Recorrieron las calles , ya oscuras y tranquilas, y remontaron la carretera que llevaba, unos kilómetros más allá, a la villa de Ocaña, sede por otro lado de un penal de notoriedad nada grata. Pararon en la plaza de la localidad para tomar un café, y también para preguntar y recibir las indicaciones necesarias al objeto de llegar a la academia militar.

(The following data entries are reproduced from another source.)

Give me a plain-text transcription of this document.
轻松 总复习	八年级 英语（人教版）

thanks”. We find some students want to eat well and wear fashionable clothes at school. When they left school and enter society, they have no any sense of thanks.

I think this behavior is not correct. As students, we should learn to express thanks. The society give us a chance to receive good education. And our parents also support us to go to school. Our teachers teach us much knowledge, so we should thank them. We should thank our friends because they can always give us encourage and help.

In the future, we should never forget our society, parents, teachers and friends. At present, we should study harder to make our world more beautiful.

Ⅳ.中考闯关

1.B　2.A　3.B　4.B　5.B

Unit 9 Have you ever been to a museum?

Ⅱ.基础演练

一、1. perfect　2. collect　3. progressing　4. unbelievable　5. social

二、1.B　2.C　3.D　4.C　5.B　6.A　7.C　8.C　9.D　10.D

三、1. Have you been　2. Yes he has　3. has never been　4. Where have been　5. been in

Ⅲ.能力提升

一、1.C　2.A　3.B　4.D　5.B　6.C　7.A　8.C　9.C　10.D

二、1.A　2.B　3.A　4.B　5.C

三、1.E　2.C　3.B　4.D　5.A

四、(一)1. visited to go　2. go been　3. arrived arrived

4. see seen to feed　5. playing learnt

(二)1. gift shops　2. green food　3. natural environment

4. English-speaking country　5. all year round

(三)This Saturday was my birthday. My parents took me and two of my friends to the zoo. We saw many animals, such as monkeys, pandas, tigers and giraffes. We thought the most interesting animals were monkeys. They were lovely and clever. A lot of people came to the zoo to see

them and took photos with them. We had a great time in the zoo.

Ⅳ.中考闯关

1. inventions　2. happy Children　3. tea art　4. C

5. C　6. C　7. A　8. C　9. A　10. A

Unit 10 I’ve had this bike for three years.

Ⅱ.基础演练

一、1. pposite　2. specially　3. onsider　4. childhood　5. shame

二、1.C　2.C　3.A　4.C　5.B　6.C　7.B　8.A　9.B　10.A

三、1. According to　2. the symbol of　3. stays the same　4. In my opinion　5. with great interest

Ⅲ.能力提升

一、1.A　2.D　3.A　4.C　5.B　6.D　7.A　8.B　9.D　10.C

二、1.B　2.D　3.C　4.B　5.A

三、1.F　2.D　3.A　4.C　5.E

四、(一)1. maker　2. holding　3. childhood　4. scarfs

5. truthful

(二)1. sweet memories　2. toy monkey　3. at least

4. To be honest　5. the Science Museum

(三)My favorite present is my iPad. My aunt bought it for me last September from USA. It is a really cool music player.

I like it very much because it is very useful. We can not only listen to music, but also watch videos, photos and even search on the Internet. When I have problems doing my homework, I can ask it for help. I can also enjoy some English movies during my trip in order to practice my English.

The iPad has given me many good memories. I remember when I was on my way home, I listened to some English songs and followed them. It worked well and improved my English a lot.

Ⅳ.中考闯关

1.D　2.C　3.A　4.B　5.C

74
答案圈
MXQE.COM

Allí enseñó Bernal el distintivo de la DSE en la puerta principal, y el director, que ostentaba el grado de coronel, les recibió inmediatamente.

Bernal le explicó que la marquesa de la Estrella les había pedido averiguaran el paradero de su hijo.

– Pues hace usted bien en decírmelo, comisario, porque precisamente le esperábamos el lunes para que comenzara las prácticas artilleras con el último reemplazo de cadetes y un teniente tuvo que hacerse cargo de la clase. Cuando se fue, el sábado por la tarde, me dijo que iba de caza a la sierra con unos amigos.